Kenapa belum selesai? Atau apa yang belum selesai?Entah, yang bagian mana. Semua sama, belum selesai. Kan ku bilang di atas juga tak ada bedanya. Gapura untuk menjemput kecewa sepertinya. Dan lagi, aku di hujam kabar yang sangat tak enak hati. Benar, awal permulaan menjemput kecewa harus dipersiapkan.
Sedang helaan napas ku masih tersendat. Ada yang belum lepas.  Masih menggenang kenangan dalam kejauhan. Tapi aku akan lepas dalam pikiran. Maksudku, aku sudah dalam tahap tak perlu mempertanyakan mengenai tuntutan Tuhan. Atau mengenai para pemyembah Tuhan yang tak masuk akal. Sudahlah cukup, persiapkan segala untuk akhir zaman.

Yah, Air putih dalam gelasku habis. Aku harus balik untuk mengambil segelas lagi. Atau aku sekalian saja hengkang dari bangku coklat ini. Lanjutkan tulis menulis resolusi hidup tahun baru. Begitu?Yang pasti, semua sisa yang rasanya belum selesai, dismogakan mampu luruh, masuk dalam sela bahkan vena. Perihal gelisah boleh mampir tahun ini, tapi tak perlu setiap saat seperti tahun lalu. Jangan terkoyak lagi. Kalau dikumpulkan air matamu bisa menenggelamkan satu kota di Yunani sana.
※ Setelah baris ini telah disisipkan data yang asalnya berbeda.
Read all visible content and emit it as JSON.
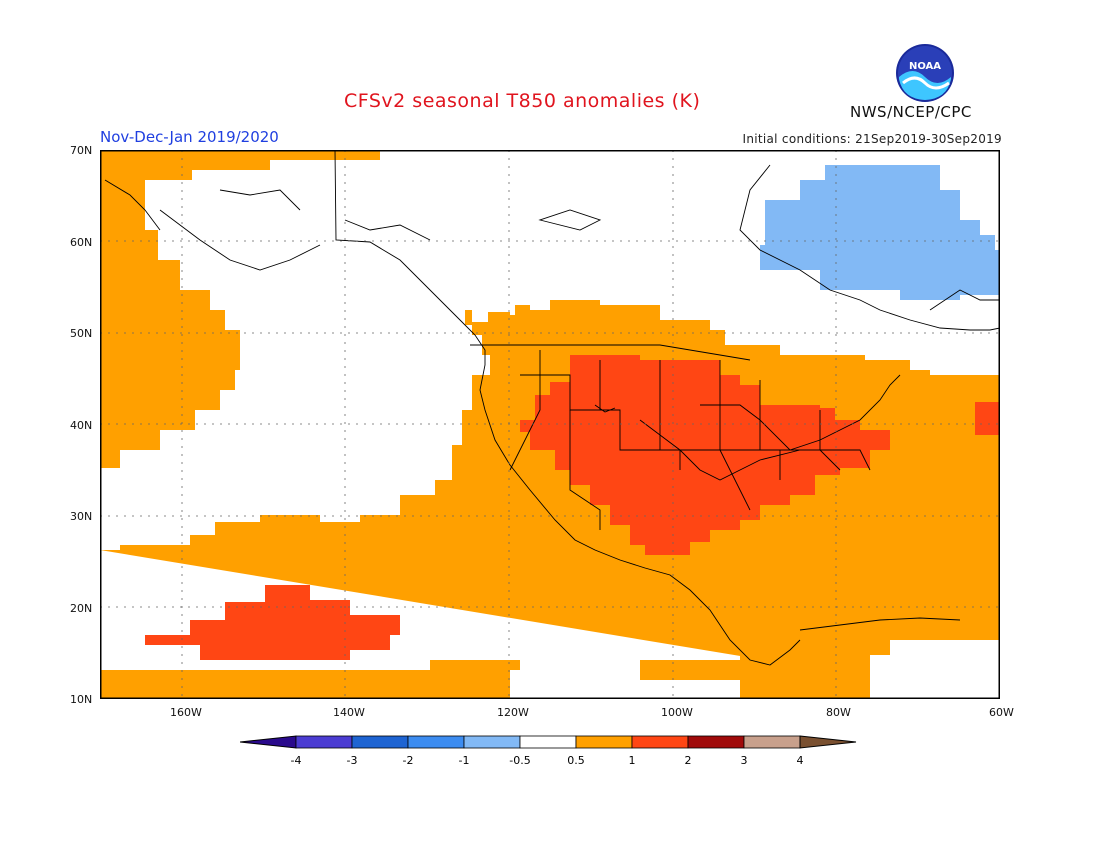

Dan insomnia, semoga ia mampu lebur dan luruh terbawa lara yang bertahap lenyap nantinya.
Dari semuanya, resolusi yang pasti adalah lara yang luruh. Biar hati tak perlu ku titipkan dalam panti jompo. Atau aku tak perlu lagi mabuk karena air mata tiap harinya. Bagiku, yang itu melelahkan. Dan, aku hanya akan berdamai dengan orang yang tulus, tak perlu sandiwara atau permainan belaka. Kalau kau tak mampu jujur atau apa adanya, mana bisa aku berlabuh.